David Weitz, a physics professor at Harvard University and an associate editor at PNAS, who oversaw the peer-review process for the work, says he thought it would be important as a “serious scientific study of forensic analysis,” which he’s not “always convinced is done in a really scientific way.” Scientific American contacted four authors of the study, which was funded by the FBI, but none was available for an interview before publication.

For the work, 86 forensic document examiners, most of them government employees, undertook 100 handwriting comparisons using digital images of such writing produced by 230 people. Of the 100 tasks, 44 were comparison of documents handwritten by the same person, and the remaining 56 were comparison of documents written by two individuals. Unknown to the participants, a tenth of the comparison sets were repeats of sets they had already seen—a way to test how consistent each participant was over time.

Forensic document examiners compare samples based on a long list of factors, says Linda Mitchell, a certified forensic document examiner and researcher, who was not involved in the study. Features of interest include letter spacing, how letters connect, and the drop or rise of “legs” below or above a letter, such as the tail of a small letter “g” or the upsweep of a small letter “d.” “There are tons of things,” she says.

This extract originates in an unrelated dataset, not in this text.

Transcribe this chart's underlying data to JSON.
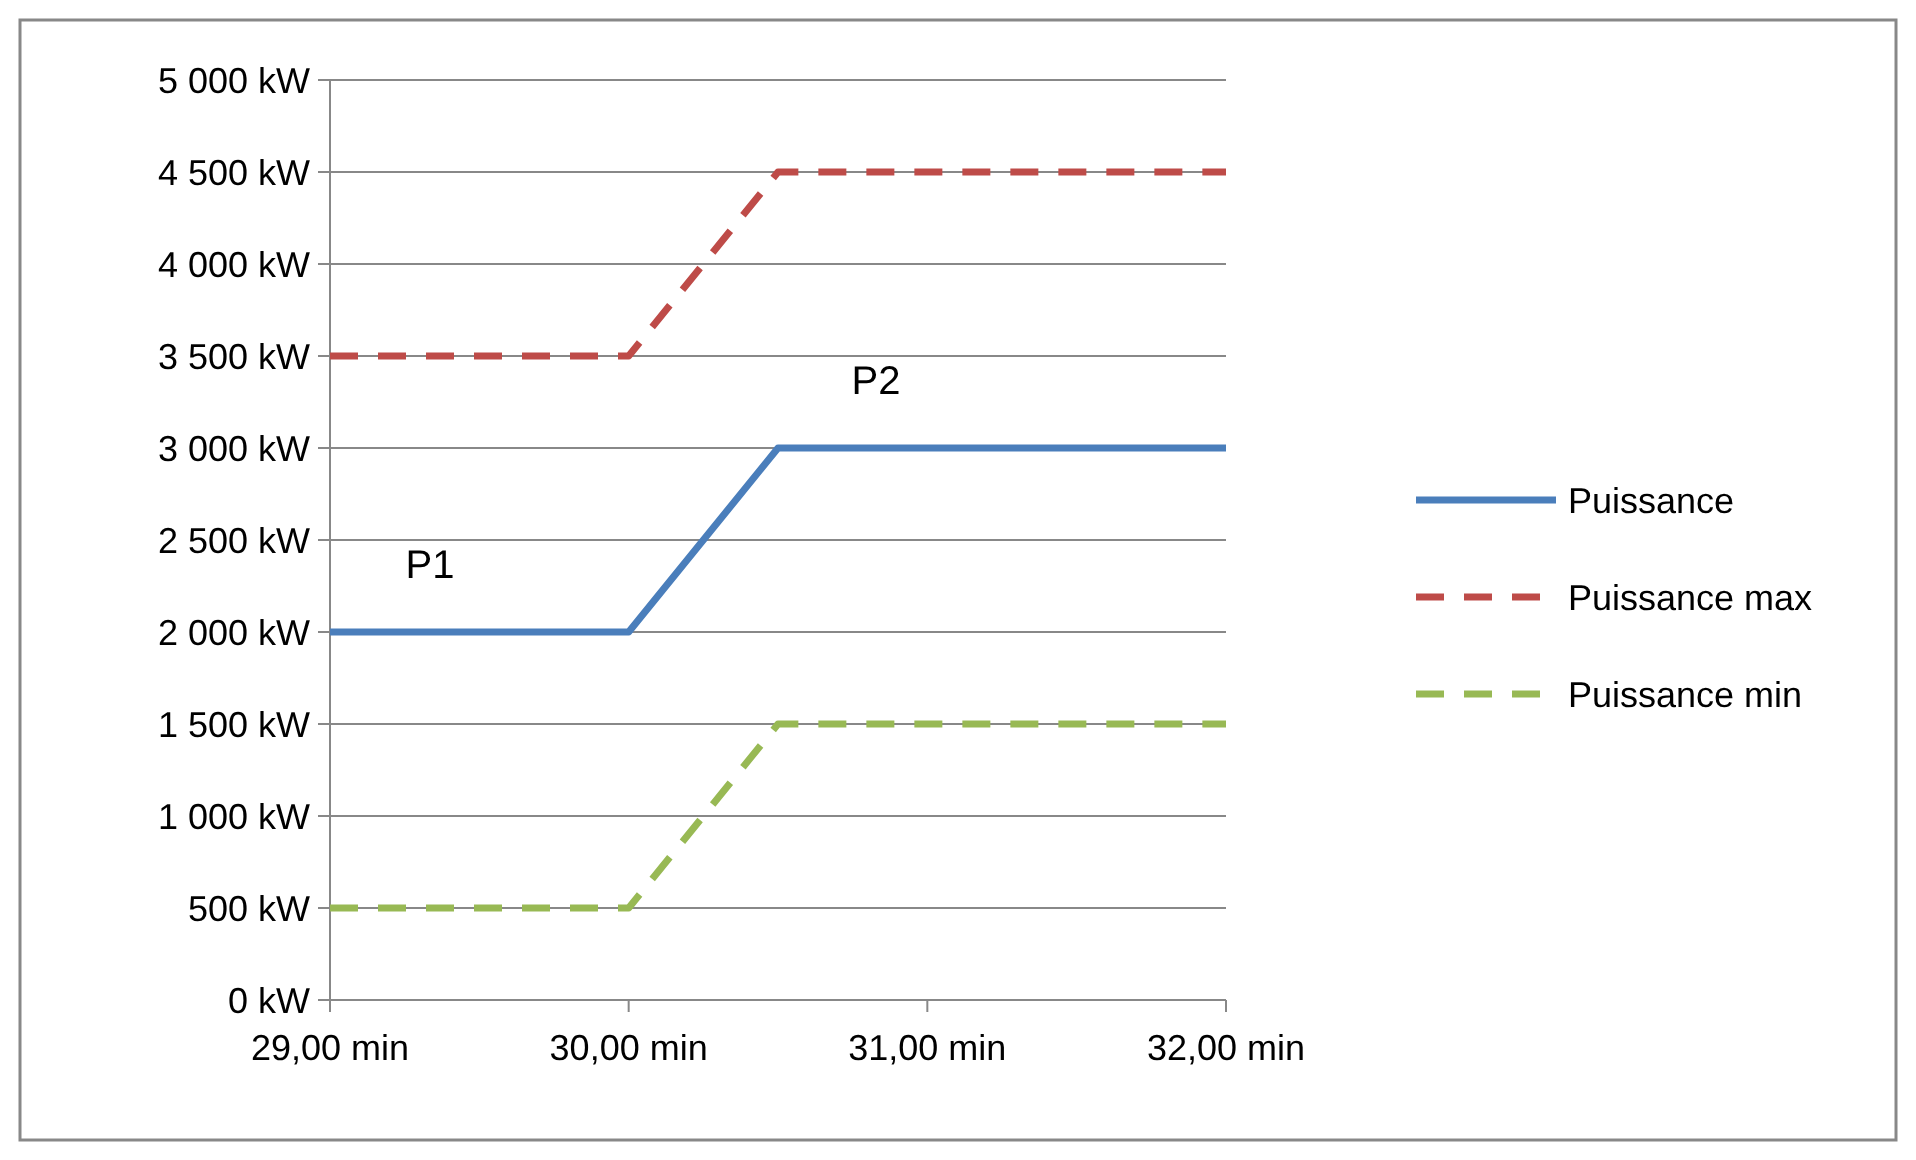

Examiners in the FBI study expressed their conclusions in the form of five ratings: definitive that the same writer had or had not written the compared samples, probable that the same writer had or had not written them, or no conclusion.

Overall, in 3.1 percent of cases, examiners incorrectly concluded that the same writer had composed the comparison samples. Different writers who were twins tripped the examiners up more often, leading to a false-positive rate of 8.7 percent. The false-negative rate of samples that were incorrectly attributed to two different writers was even lower, at 1.1 percent.

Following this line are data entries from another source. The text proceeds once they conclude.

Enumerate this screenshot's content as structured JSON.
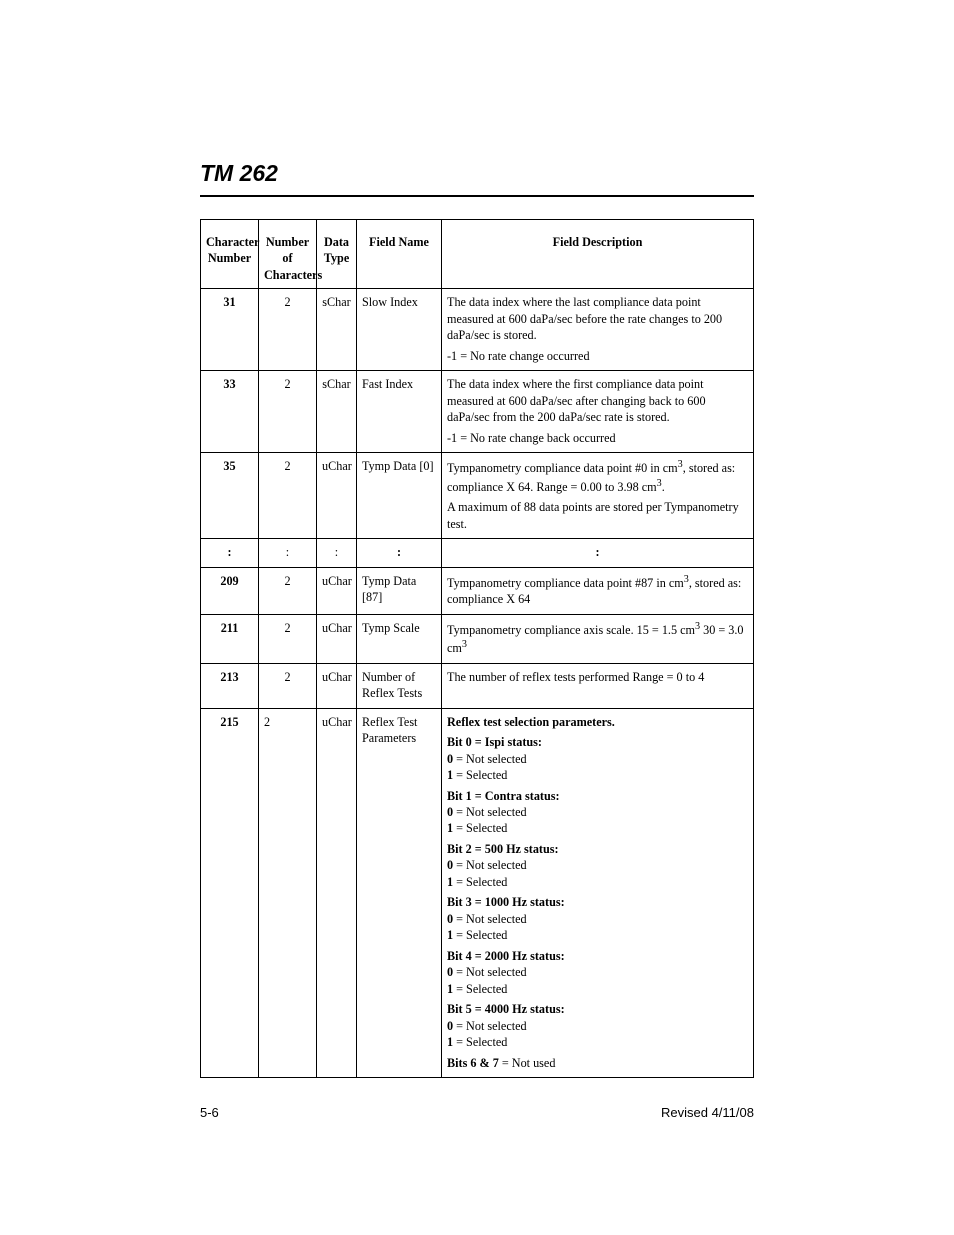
{
  "title": "TM 262",
  "footer": {
    "left": "5-6",
    "right": "Revised 4/11/08"
  },
  "columns": [
    {
      "label_l1": "Character",
      "label_l2": "Number"
    },
    {
      "label_l1": "Number of",
      "label_l2": "Characters"
    },
    {
      "label_l1": "Data",
      "label_l2": "Type"
    },
    {
      "label_l1": "Field Name",
      "label_l2": ""
    },
    {
      "label_l1": "Field Description",
      "label_l2": ""
    }
  ],
  "rows": [
    {
      "charnum": "31",
      "numchar": "2",
      "dtype": "sChar",
      "fname": "Slow Index",
      "desc": [
        {
          "type": "text",
          "value": "The data index where the last compliance data point measured at 600 daPa/sec before the rate changes to 200 daPa/sec is stored."
        },
        {
          "type": "text",
          "value": "-1 = No rate change occurred"
        }
      ]
    },
    {
      "charnum": "33",
      "numchar": "2",
      "dtype": "sChar",
      "fname": "Fast Index",
      "desc": [
        {
          "type": "text",
          "value": "The data index where the first compliance data point measured at 600 daPa/sec after changing back to 600 daPa/sec from the 200 daPa/sec rate is stored."
        },
        {
          "type": "text",
          "value": "-1 = No rate change back occurred"
        }
      ]
    },
    {
      "charnum": "35",
      "numchar": "2",
      "dtype": "uChar",
      "fname": "Tymp Data [0]",
      "desc": [
        {
          "type": "html",
          "value": "Tympanometry compliance data point #0 in cm<sup>3</sup>, stored as: compliance X 64. Range = 0.00 to 3.98 cm<sup>3</sup>."
        },
        {
          "type": "text",
          "value": "A maximum of 88 data points are stored per Tympanometry test."
        }
      ]
    },
    {
      "charnum": ":",
      "numchar": ":",
      "dtype": ":",
      "fname": ":",
      "fname_center": true,
      "desc": [
        {
          "type": "center-bold",
          "value": ":"
        }
      ]
    },
    {
      "charnum": "209",
      "numchar": "2",
      "dtype": "uChar",
      "fname": "Tymp Data [87]",
      "desc": [
        {
          "type": "html",
          "value": "Tympanometry compliance data point #87 in cm<sup>3</sup>, stored as: compliance X 64"
        }
      ]
    },
    {
      "charnum": "211",
      "numchar": "2",
      "dtype": "uChar",
      "fname": "Tymp Scale",
      "desc": [
        {
          "type": "html",
          "value": "Tympanometry compliance axis scale. 15 = 1.5 cm<sup>3</sup> 30 = 3.0 cm<sup>3</sup>"
        }
      ]
    },
    {
      "charnum": "213",
      "numchar": "2",
      "dtype": "uChar",
      "fname": "Number of Reflex Tests",
      "desc": [
        {
          "type": "text",
          "value": "The number of reflex tests performed Range = 0 to 4"
        }
      ]
    },
    {
      "charnum": "215",
      "numchar": "2",
      "numchar_align": "left",
      "dtype": "uChar",
      "fname": "Reflex Test Parameters",
      "desc": [
        {
          "type": "bold",
          "value": "Reflex test selection parameters."
        },
        {
          "type": "bitgroup",
          "title": "Bit 0 = Ispi status:",
          "lines": [
            {
              "key": "0",
              "val": " = Not selected"
            },
            {
              "key": "1",
              "val": " = Selected"
            }
          ]
        },
        {
          "type": "bitgroup",
          "title": "Bit 1 = Contra status:",
          "lines": [
            {
              "key": "0",
              "val": " = Not selected"
            },
            {
              "key": "1",
              "val": " = Selected"
            }
          ]
        },
        {
          "type": "bitgroup",
          "title": "Bit 2 = 500 Hz status:",
          "lines": [
            {
              "key": "0",
              "val": " = Not selected"
            },
            {
              "key": "1",
              "val": " = Selected"
            }
          ]
        },
        {
          "type": "bitgroup",
          "title": "Bit 3 = 1000 Hz status:",
          "lines": [
            {
              "key": "0",
              "val": " = Not selected"
            },
            {
              "key": "1",
              "val": " = Selected"
            }
          ]
        },
        {
          "type": "bitgroup",
          "title": "Bit 4 = 2000 Hz status:",
          "lines": [
            {
              "key": "0",
              "val": " = Not selected"
            },
            {
              "key": "1",
              "val": " = Selected"
            }
          ]
        },
        {
          "type": "bitgroup",
          "title": "Bit 5 = 4000 Hz status:",
          "lines": [
            {
              "key": "0",
              "val": " = Not selected"
            },
            {
              "key": "1",
              "val": " = Selected"
            }
          ]
        },
        {
          "type": "keyed",
          "key": "Bits 6 & 7",
          "val": " = Not used"
        }
      ]
    }
  ]
}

Twins are tricky because a similar environment can drive these handwriting similarities in some families, Mitchell says. “But in the end,” she adds, “there’s always going to be something to individualize your handwriting from somebody else.”

Levels of experience played into examiner accuracy and confidence. The 63 examiners who had two years or more of training performed better and were more cautious—tending to lean more heavily on “probable” conclusions—than novices. The nine participants with the worst performance were among the 23 people who had less training. “That is what the training is all about: making sure you know what you don’t know,” Mitchell says.

Of the 86 participants, 42 erroneously concluded that the samples were from the same writer in a least one comparison. But a core group of eight participants were responsible for more than half of these errors— 61 of the 114 wrong guesses. For false-negatives, the group did better overall in raw numbers: only 17 of the 86 made this error, and one of the 17 stood out for making more than a fifth of these wrong calls.

The examiners proved to be fairly consistent when called upon to review the same documents again, reversing judgment completely in only 1 percent of cases that they reviewed twice. They were more likely to hedge from definitive to probable, or vice versa, than to flip a finding entirely. Only one person in the whole group reached the same conclusion on all of their second reviews. The participants were also similarly consistent from examiner to examiner, reversing the conclusion entirely in only 1.2 percent of cases.

The five-level scale that expresses the strength of an examiner’s opinion represents a metric in flux, Merlino says. Some groups who are developing these assessments have tried out as many as nine levels to express the strength of opinions, but a gap separates how laypeople and experts interpret these findings, with laypeople tending to want a simple “yes” or “no” rather than a qualified opinion. “From what I’ve seen, five levels is not enough, nine levels probably isn’t necessary, but seven levels might be just right,” Merlino adds. Sorting this out and clarifying how laypeople interpret this “opinion language” may be the most important things to establish in further studies, she says.